Anti-gun groups have seized on the Trayvon Martin shooting in Florida, operating under the assumption that you should never let a good firearms-related tragedy go to waste. Regardless of the facts. The resulting media meme: the Sunshine State has “lax” gun laws brought into being by the evil gun lobby. As Paul Valone wrote, if George Zimmerman didn’t shoot Martin Trayvon in self-defense, Florida’s vilified Stand Your Ground (SYG) law has nothing to do with it. If he did, the law “grants immunity from litigation and malicious prosecution for people who justifiably use deadly force.” As it should. Right? Not if you’re from Massachusetts . . .

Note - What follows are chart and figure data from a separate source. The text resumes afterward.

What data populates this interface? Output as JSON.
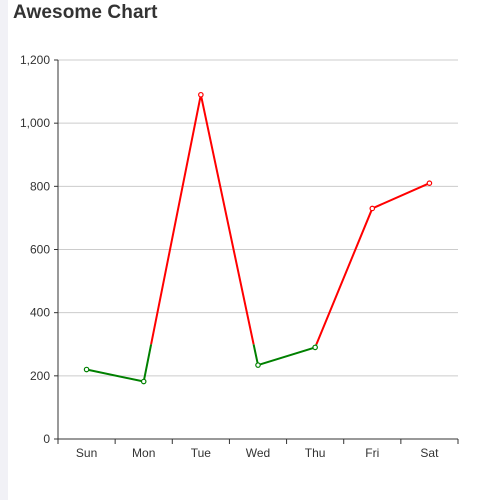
{
  "page": {
    "title": "Awesome Chart"
  },
  "colors": {
    "threshold_below": "#008000",
    "threshold_above": "#ff0000",
    "grid": "#cccccc",
    "axis": "#333333"
  },
  "chart_data": {
    "type": "line",
    "title": "Awesome Chart",
    "categories": [
      "Sun",
      "Mon",
      "Tue",
      "Wed",
      "Thu",
      "Fri",
      "Sat"
    ],
    "values": [
      220,
      182,
      1090,
      234,
      290,
      730,
      810
    ],
    "ylim": [
      0,
      1200
    ],
    "yticks": [
      0,
      200,
      400,
      600,
      800,
      1000,
      1200
    ],
    "ytick_labels": [
      "0",
      "200",
      "400",
      "600",
      "800",
      "1,000",
      "1,200"
    ],
    "color_threshold": 300,
    "grid": true,
    "legend": "none"
  }
}
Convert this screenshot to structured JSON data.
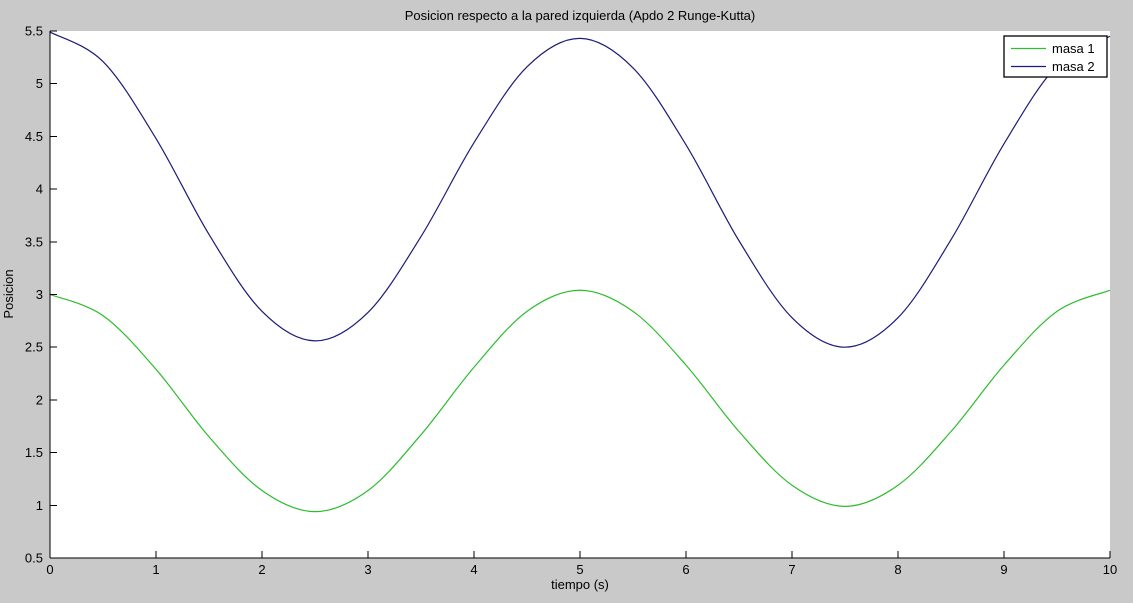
{
  "figure": {
    "background_color": "#c9c9c9",
    "plot_background_color": "#ffffff",
    "axis_color": "#000000"
  },
  "chart_data": {
    "type": "line",
    "title": "Posicion respecto a la pared izquierda (Apdo 2 Runge-Kutta)",
    "xlabel": "tiempo (s)",
    "ylabel": "Posicion",
    "xlim": [
      0,
      10
    ],
    "ylim": [
      0.5,
      5.5
    ],
    "x_tick_labels": [
      "0",
      "1",
      "2",
      "3",
      "4",
      "5",
      "6",
      "7",
      "8",
      "9",
      "10"
    ],
    "y_tick_labels": [
      "0.5",
      "1",
      "1.5",
      "2",
      "2.5",
      "3",
      "3.5",
      "4",
      "4.5",
      "5",
      "5.5"
    ],
    "grid": false,
    "legend_position": "top-right",
    "x": [
      0,
      0.5,
      1,
      1.5,
      2,
      2.5,
      3,
      3.5,
      4,
      4.5,
      5,
      5.5,
      6,
      6.5,
      7,
      7.5,
      8,
      8.5,
      9,
      9.5,
      10
    ],
    "series": [
      {
        "name": "masa 1",
        "color": "#2ebd2e",
        "values": [
          3.0,
          2.8,
          2.29,
          1.65,
          1.14,
          0.94,
          1.14,
          1.67,
          2.31,
          2.84,
          3.04,
          2.84,
          2.33,
          1.7,
          1.19,
          0.99,
          1.19,
          1.7,
          2.33,
          2.84,
          3.04
        ]
      },
      {
        "name": "masa 2",
        "color": "#1c1c7a",
        "values": [
          5.49,
          5.21,
          4.48,
          3.57,
          2.84,
          2.56,
          2.83,
          3.55,
          4.44,
          5.16,
          5.43,
          5.15,
          4.42,
          3.51,
          2.78,
          2.5,
          2.78,
          3.52,
          4.43,
          5.17,
          5.45
        ]
      }
    ]
  },
  "legend": {
    "items": [
      {
        "label": "masa 1",
        "color": "#2ebd2e"
      },
      {
        "label": "masa 2",
        "color": "#1c1c7a"
      }
    ]
  }
}
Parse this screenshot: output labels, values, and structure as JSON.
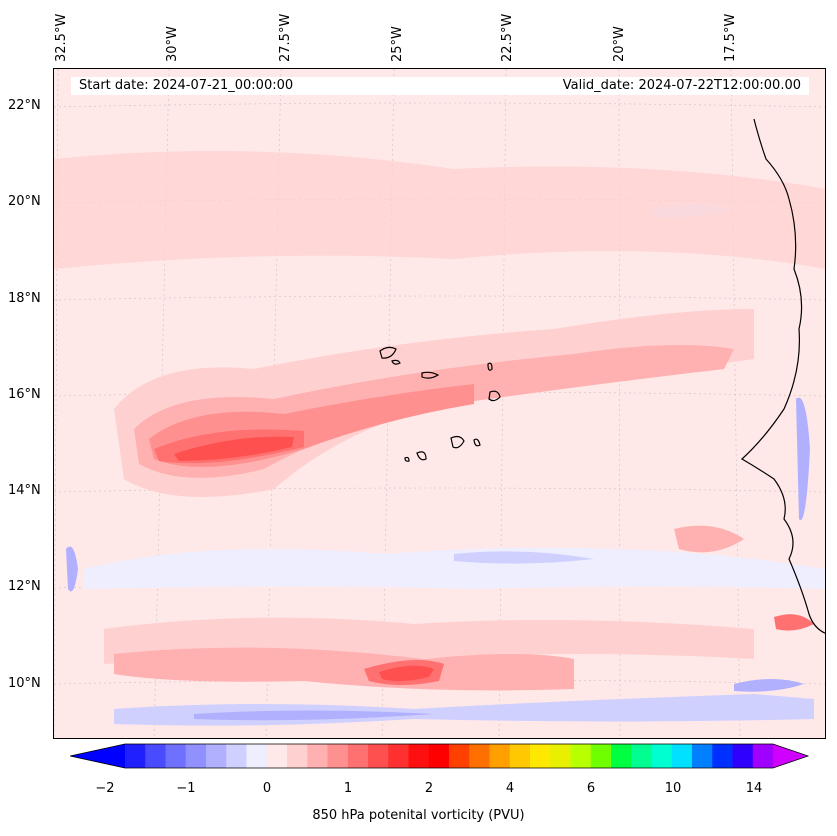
{
  "header": {
    "start_date": "Start date: 2024-07-21_00:00:00",
    "valid_date": "Valid_date: 2024-07-22T12:00:00.00"
  },
  "longitude_labels": [
    "32.5°W",
    "30°W",
    "27.5°W",
    "25°W",
    "22.5°W",
    "20°W",
    "17.5°W"
  ],
  "latitude_labels": [
    "22°N",
    "20°N",
    "18°N",
    "16°N",
    "14°N",
    "12°N",
    "10°N"
  ],
  "colorbar": {
    "label": "850 hPa potenital vorticity (PVU)",
    "tick_labels": [
      "−2",
      "−1",
      "0",
      "1",
      "2",
      "4",
      "6",
      "10",
      "14"
    ],
    "levels": [
      "-2",
      "-1.75",
      "-1.5",
      "-1.25",
      "-1",
      "-0.75",
      "-0.5",
      "-0.25",
      "0",
      "0.25",
      "0.5",
      "0.75",
      "1",
      "1.25",
      "1.5",
      "1.75",
      "2",
      "2.5",
      "3",
      "3.5",
      "4",
      "4.5",
      "5",
      "5.5",
      "6",
      "7",
      "8",
      "9",
      "10",
      "11",
      "12",
      "13",
      "14"
    ],
    "colors": [
      "#0000ff",
      "#2020ff",
      "#4a4aff",
      "#7070ff",
      "#9090ff",
      "#b0b0ff",
      "#d0d0ff",
      "#eeeeff",
      "#ffe8e8",
      "#ffd0d0",
      "#ffb0b0",
      "#ff9090",
      "#ff7070",
      "#ff5050",
      "#ff3030",
      "#ff1010",
      "#ff0000",
      "#ff4000",
      "#ff7000",
      "#ffa000",
      "#ffc800",
      "#ffe800",
      "#e8f000",
      "#b8ff00",
      "#70ff00",
      "#00ff40",
      "#00ff90",
      "#00ffd0",
      "#00e0ff",
      "#0080ff",
      "#0030ff",
      "#3000ff",
      "#a000ff",
      "#d000ff"
    ]
  }
}
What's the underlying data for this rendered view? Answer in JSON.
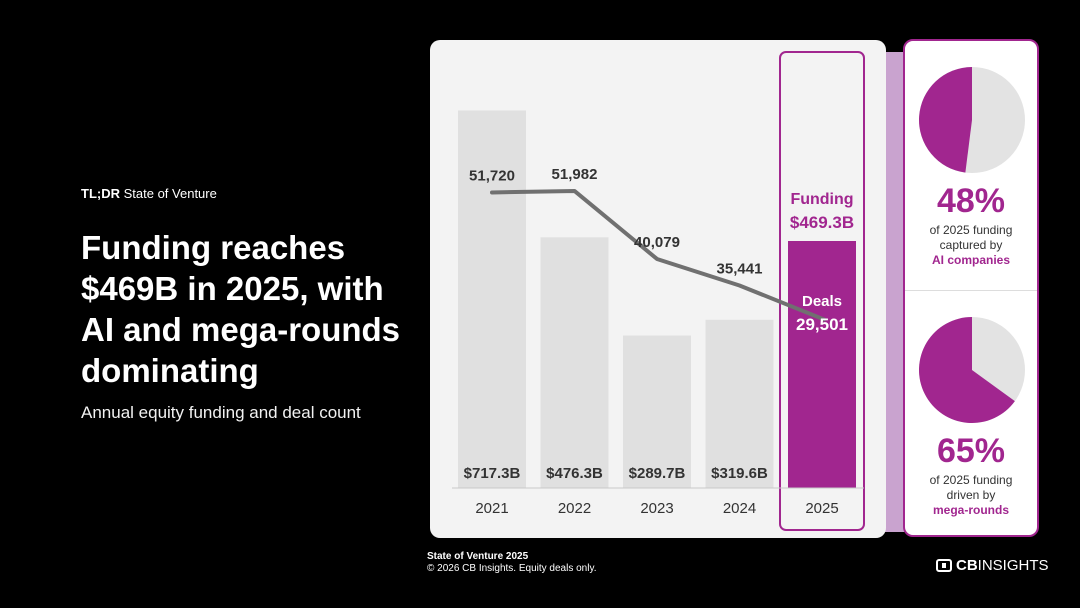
{
  "header": {
    "tldr_bold": "TL;DR",
    "tldr_rest": " State of Venture",
    "headline": "Funding reaches $469B in 2025, with AI and mega-rounds dominating",
    "subtitle": "Annual equity funding and deal count"
  },
  "chart_data": {
    "type": "bar",
    "title": "Annual equity funding and deal count",
    "categories": [
      "2021",
      "2022",
      "2023",
      "2024",
      "2025"
    ],
    "series": [
      {
        "name": "Funding ($B)",
        "values": [
          717.3,
          476.3,
          289.7,
          319.6,
          469.3
        ],
        "labels": [
          "$717.3B",
          "$476.3B",
          "$289.7B",
          "$319.6B",
          "$469.3B"
        ]
      },
      {
        "name": "Deals",
        "type": "line",
        "values": [
          51720,
          51982,
          40079,
          35441,
          29501
        ],
        "labels": [
          "51,720",
          "51,982",
          "40,079",
          "35,441",
          "29,501"
        ]
      }
    ],
    "highlight": {
      "category": "2025",
      "funding_title": "Funding",
      "funding_value": "$469.3B",
      "deals_title": "Deals",
      "deals_value": "29,501"
    },
    "ylim_funding": [
      0,
      760
    ],
    "ylim_deals": [
      0,
      70000
    ],
    "colors": {
      "bar": "#e0e0e0",
      "highlight": "#a1268f",
      "line": "#707070",
      "text": "#333333"
    }
  },
  "stats": [
    {
      "percent": "48%",
      "value": 48,
      "line1": "of 2025 funding",
      "line2": "captured by",
      "highlight": "AI companies"
    },
    {
      "percent": "65%",
      "value": 65,
      "line1": "of 2025 funding",
      "line2": "driven by",
      "highlight": "mega-rounds"
    }
  ],
  "footer": {
    "title": "State of Venture 2025",
    "note": "© 2026 CB Insights. Equity deals only.",
    "logo_bold": "CB",
    "logo_rest": "INSIGHTS"
  },
  "colors": {
    "accent": "#a1268f",
    "pie_bg": "#e3e3e3",
    "background": "#000000"
  }
}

Section 8A. It shall be an act of lawful defense if a person, who is an occupant of a dwelling or in any place that they have a right to be, used deadly force, or less than deadly force, if he or she acted in the reasonable belief that an assailant was about to inflict great bodily injury or death upon themselves or upon another person who also had a right to be in the location. There shall be no duty on a person to retreat from any place that they have a right to be. An act of lawful defense as outlined in this section shall not be cause for arrest or prosecution. Further, an act of lawful defense under this section shall not be cause for the revocation of a license issued under sections, 122, 123, 129B or 131 of Chapter 140.
Click here to listen to a WBUR radio interview with Jim Wallace, executive director of the Gun Owners’ Action League, about the bill. You know; in the wake of the Trayvon Martin shooting. You want to talk about informed, objective journalism or reasoned debate? Go somewhere else, ’cause here’s the text of the interviewer’s first question:
So Mr. Wallace it does seem that the killing of Trayvon Martin, an unarmed black boy [!] who was carrying a box of Skittles is exactly the kind of tragic outcome that this kind of law would encourage. Why is it a good idea?
Jimbo parries well. Unfortunately, he fails to make it completely clear that a self-defense shooter’s belief that their life was in danger at the time of a shooting isn’t enough under this or any other SYG law. The shooter’s belief must pass legal review.
By the same token, it’s critical to note that the “reasonable person” test for justifiable ballistic self-defense doesn’t refer to the shooter; it’s the DA and (perhaps) the jury that determines what’s reasonable in any given set of circumstances.
The WBUR interview is pretty bad, complete with ye olde Wild West analogy, “the cops are against SYG so you’re on the wrong side of the issue” and only cops are qualified to use armed self-defense shtick.
Meanwhile, the Boston Herald gives voice to a Trayvon-fuelled anti-gun activist appalled by the possibility of a Massachusetts SYG law.
“It’s an excuse to kill without accountability. We don’t need it in Massachusetts, and shame on Steve Brewer for proposing it,” said John Rosenthal, the head of Stop Handgun Violence. “Look no farther than Trayvon Martin.”
Better yet, blue state Bay Staters shouldn’t think for themselves. Or, God forbid, consider the facts of the matter. Otherwise, they might form an entirely different opinion than the one promoted by the not-entirely-unpredictable confluence of race baiters and gun grabbers who see Martin’s death as their time to shine.
As for Brewer’s SYG bill, Massachusetts governor Duvall Patrick has the final word: “It won’t get past my desk.”